I was but eight years old when I got my first taste of and lesson in The French Revolution -- via Hollywood, of course -- from a dizzy little ditty called Reign of Terror, which has since been re-titled, somewhere along the way, THE BLACK BOOK, a moniker it seems to have retained, for better or worse. I remember liking this film a lot as an elementary school kid. Watching it again, some 65 years later, elementary school (at best early junior high) seems about the right age for full appreciation. This is the kind of move in which, at the start, most of the characters are placed front and center with a description that lets you know right off the bat if they're good guys or bad guys.
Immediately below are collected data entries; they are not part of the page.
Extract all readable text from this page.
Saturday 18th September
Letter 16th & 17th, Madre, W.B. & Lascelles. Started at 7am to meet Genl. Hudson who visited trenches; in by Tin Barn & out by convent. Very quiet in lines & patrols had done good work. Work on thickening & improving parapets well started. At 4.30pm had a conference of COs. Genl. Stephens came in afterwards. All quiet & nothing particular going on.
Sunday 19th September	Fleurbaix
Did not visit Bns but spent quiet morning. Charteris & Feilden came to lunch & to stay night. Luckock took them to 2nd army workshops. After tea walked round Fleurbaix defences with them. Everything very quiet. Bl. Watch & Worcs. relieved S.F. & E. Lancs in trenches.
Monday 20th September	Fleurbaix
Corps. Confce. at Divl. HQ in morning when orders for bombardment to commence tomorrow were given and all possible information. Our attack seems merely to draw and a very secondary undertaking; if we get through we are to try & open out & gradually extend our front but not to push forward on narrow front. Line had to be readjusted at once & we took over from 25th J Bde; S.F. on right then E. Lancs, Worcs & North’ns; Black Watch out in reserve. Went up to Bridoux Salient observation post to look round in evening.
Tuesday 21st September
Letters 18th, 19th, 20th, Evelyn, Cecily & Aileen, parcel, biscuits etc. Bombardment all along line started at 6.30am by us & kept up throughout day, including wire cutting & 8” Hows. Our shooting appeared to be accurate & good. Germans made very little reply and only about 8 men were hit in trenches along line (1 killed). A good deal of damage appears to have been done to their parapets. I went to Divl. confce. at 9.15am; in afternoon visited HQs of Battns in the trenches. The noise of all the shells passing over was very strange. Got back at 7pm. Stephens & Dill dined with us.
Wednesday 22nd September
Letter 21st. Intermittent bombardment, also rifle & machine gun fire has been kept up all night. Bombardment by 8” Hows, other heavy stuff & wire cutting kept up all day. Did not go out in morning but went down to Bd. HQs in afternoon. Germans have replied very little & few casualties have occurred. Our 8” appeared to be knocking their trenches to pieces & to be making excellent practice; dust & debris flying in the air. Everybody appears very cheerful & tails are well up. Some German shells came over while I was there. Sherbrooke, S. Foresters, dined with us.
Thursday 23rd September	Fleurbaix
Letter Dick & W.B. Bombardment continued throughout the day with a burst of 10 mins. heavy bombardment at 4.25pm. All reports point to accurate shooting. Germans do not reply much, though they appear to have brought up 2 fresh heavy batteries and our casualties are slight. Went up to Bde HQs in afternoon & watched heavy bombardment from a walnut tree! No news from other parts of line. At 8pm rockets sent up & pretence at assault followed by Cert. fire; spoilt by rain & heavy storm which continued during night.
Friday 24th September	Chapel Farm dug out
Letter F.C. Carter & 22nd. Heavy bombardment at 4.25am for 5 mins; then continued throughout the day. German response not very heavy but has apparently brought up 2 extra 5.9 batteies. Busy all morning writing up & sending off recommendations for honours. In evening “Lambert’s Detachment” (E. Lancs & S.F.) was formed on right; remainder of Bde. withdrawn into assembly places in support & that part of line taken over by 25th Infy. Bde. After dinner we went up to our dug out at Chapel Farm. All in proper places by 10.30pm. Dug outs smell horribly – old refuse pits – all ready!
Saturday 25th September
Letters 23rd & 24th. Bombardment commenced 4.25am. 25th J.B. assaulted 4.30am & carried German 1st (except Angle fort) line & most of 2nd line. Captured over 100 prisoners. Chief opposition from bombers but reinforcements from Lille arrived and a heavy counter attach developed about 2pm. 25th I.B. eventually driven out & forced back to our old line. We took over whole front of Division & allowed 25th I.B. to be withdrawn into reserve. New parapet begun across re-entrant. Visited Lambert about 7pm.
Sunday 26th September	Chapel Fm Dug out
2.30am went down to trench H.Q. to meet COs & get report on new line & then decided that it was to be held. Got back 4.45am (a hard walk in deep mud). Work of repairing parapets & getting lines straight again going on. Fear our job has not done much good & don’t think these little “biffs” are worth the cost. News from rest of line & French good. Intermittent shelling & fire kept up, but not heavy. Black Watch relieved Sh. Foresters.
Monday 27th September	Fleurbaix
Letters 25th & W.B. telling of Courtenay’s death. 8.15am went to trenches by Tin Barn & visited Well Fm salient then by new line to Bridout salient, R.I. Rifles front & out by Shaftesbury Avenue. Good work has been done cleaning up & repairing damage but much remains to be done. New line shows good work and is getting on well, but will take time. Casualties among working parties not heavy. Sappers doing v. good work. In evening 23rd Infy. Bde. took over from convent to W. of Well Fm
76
Assassination, betrayal, identity theft (the old-fashioned kind), lost love (that would be Arlene Dahl, above, right, with Mr. Cummings) hairbreadth escapes, and more, this 90-minute movie boasts all of those and more, as it moves fast and covers a lot of territory. As is often the case, the bad guys get the juiciest performances, with Mr. Basehart a preening and awfully "gay" Robespierre (Hollywood loved to makes villains of us, back in the day), and a fine character actor named Arnold Moss, below, right, playing the master conniver Fouché.
Now, about this new High Definition restoration promised by the distribu-tor, Film Chest: I am no expert on restorations, but it appears that the restorers either had damn little to work with, or didn't do much with what they had. This is one of the weakest of all the supposed restorations I've yet seen. I can barely imagine what low-definition might look like.